REPUBLIKA.CO.ID, JAKARTA -- Dalam acara debat cawapres pada Ahad (21/1/2024), Gibran Rakabuming Raka memberi pertanyaan tentang greenflation kepada Mahfud MD. Namun Mahfud enggan menjawabnya karena masalah receh.
Anggota Dewan Pakar TKN Prabowo-Gibran, Dradjad Wibowo, menyatakan greenflation bukan istilah slang atau istilah loose change dalam diskusi tersebut. Dradjad sebut mereka yang melihat greenflation hanya sekedar uang receh tidak mengetahui proses yang terlibat dalam pergerakan menuju ekonomi hijau, seperti penggunaan praktik berkelanjutan dan energi terbarukan.
“Tidak paham tantangan dan hambatan apa saja yang membuat transisi tersebut sangat lambat di dunia.
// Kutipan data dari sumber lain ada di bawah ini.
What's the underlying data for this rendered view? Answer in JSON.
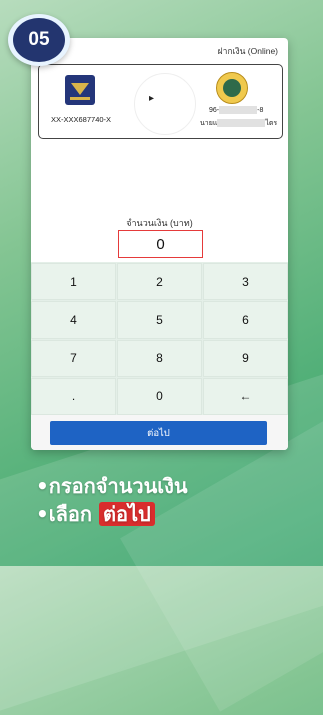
{
  "step": {
    "number": "05"
  },
  "screen": {
    "title": "ฝากเงิน (Online)"
  },
  "transfer": {
    "from_account": "XX-XXX687740-X",
    "arrow": "▸",
    "to_account_prefix": "96-",
    "to_account_suffix": "-8",
    "to_name_prefix": "นายแ",
    "to_name_suffix": "ไตร"
  },
  "amount": {
    "label": "จำนวนเงิน (บาท)",
    "value": "0"
  },
  "keypad": {
    "keys": [
      "1",
      "2",
      "3",
      "4",
      "5",
      "6",
      "7",
      "8",
      "9",
      ".",
      "0",
      "←"
    ]
  },
  "actions": {
    "next_label": "ต่อไป"
  },
  "instructions": {
    "bullet": "•",
    "line1": "กรอกจำนวนเงิน",
    "line2_prefix": "เลือก",
    "line2_highlight": "ต่อไป"
  },
  "colors": {
    "accent": "#1e63c4",
    "highlight": "#d92d2d",
    "badge": "#23356f",
    "amount_border": "#e53a3a"
  }
}
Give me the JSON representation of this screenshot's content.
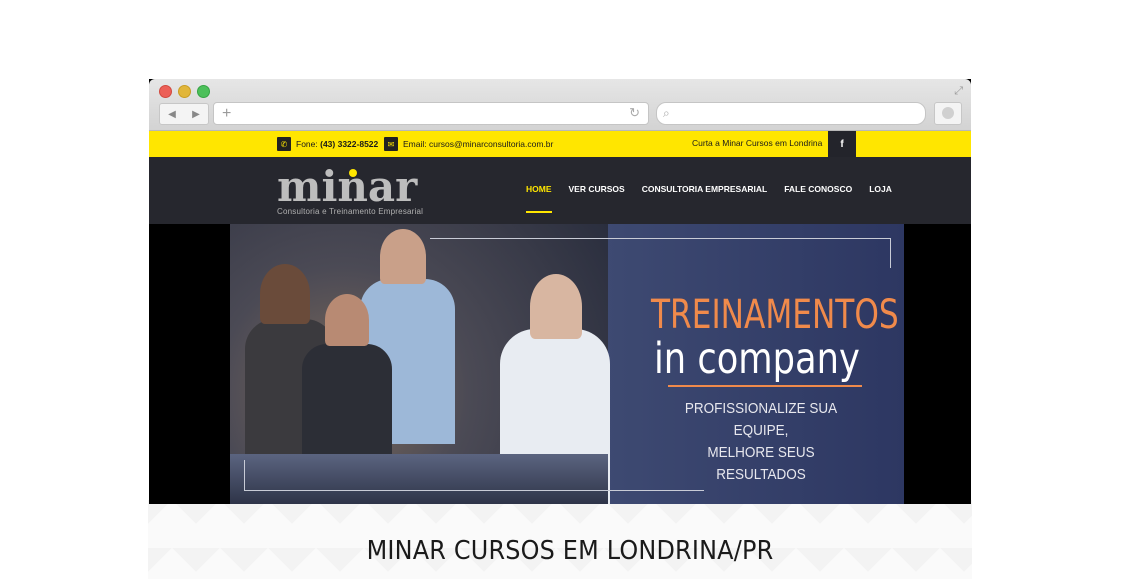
{
  "browser": {
    "window_buttons": [
      "close",
      "minimize",
      "maximize"
    ],
    "nav_icons": [
      "back-icon",
      "forward-icon"
    ],
    "address": "",
    "search": ""
  },
  "topbar": {
    "phone_label": "Fone:",
    "phone": "(43) 3322-8522",
    "email_label": "Email:",
    "email": "cursos@minarconsultoria.com.br",
    "social_text": "Curta a Minar Cursos em Londrina",
    "social_icon": "facebook-icon",
    "background": "#ffe600"
  },
  "header": {
    "logo_word": "minar",
    "logo_tagline": "Consultoria e Treinamento Empresarial",
    "nav": [
      {
        "label": "HOME",
        "active": true
      },
      {
        "label": "VER CURSOS",
        "active": false
      },
      {
        "label": "CONSULTORIA EMPRESARIAL",
        "active": false
      },
      {
        "label": "FALE CONOSCO",
        "active": false
      },
      {
        "label": "LOJA",
        "active": false
      }
    ],
    "accent": "#ffe600"
  },
  "hero": {
    "title_line1": "TREINAMENTOS",
    "title_line2": "in company",
    "subtitle_line1": "PROFISSIONALIZE SUA EQUIPE,",
    "subtitle_line2": "MELHORE SEUS RESULTADOS",
    "title_color": "#f08a4b"
  },
  "caption": "MINAR CURSOS EM LONDRINA/PR"
}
Tidak paham risiko politik bahkan gejolak sosial yang bisa muncul akibat transisi tersebut,” kata Dradjad, dalam rilisnya, Senin (22/1/2024).
Ia menjelaskan, kata greenflation merupakan kata kontemporer yang semakin banyak digunakan oleh para ilmuwan, aktivis, pebisnis, bahkan politisi yang tertarik pada isu lingkungan.
“Dipakai mereka yang terlibat dalam urusan mitigasi dan adaptasi perubahan iklim,” kata ekonom senior INDEF ini.
Sederhananya, kenaikan harga yang disebabkan oleh biaya transisi yang signifikan yang disebutkan di atas disebut sebagai greenflation, menurut Profesor Dradjad. Dengan kata lain, inflasi yang didorong oleh biaya adalah salah satu jenis greenflation.
Sebagai gambaran lain, beberapa negara telah menerapkan peraturan keberlanjutan yang ketat pada sektor korporasi. Selain mahal, memenuhi persyaratan ini akan menghasilkan greenflation. Harga karbon dan upaya lainnya juga demikian.
Oleh karena itu, permasalahan keberlanjutan, peralihan ke ekonomi hijau, serta mitigasi dan adaptasi perubahan iklim semuanya berpusat pada inflasi hijau. Karena transisi tersebut tidak dapat dihindari, solusi terhadap kesulitan ini perlu segera dikembangkan.
"Jadi itu bukanlah kata yang ambigu," kata Dradjad.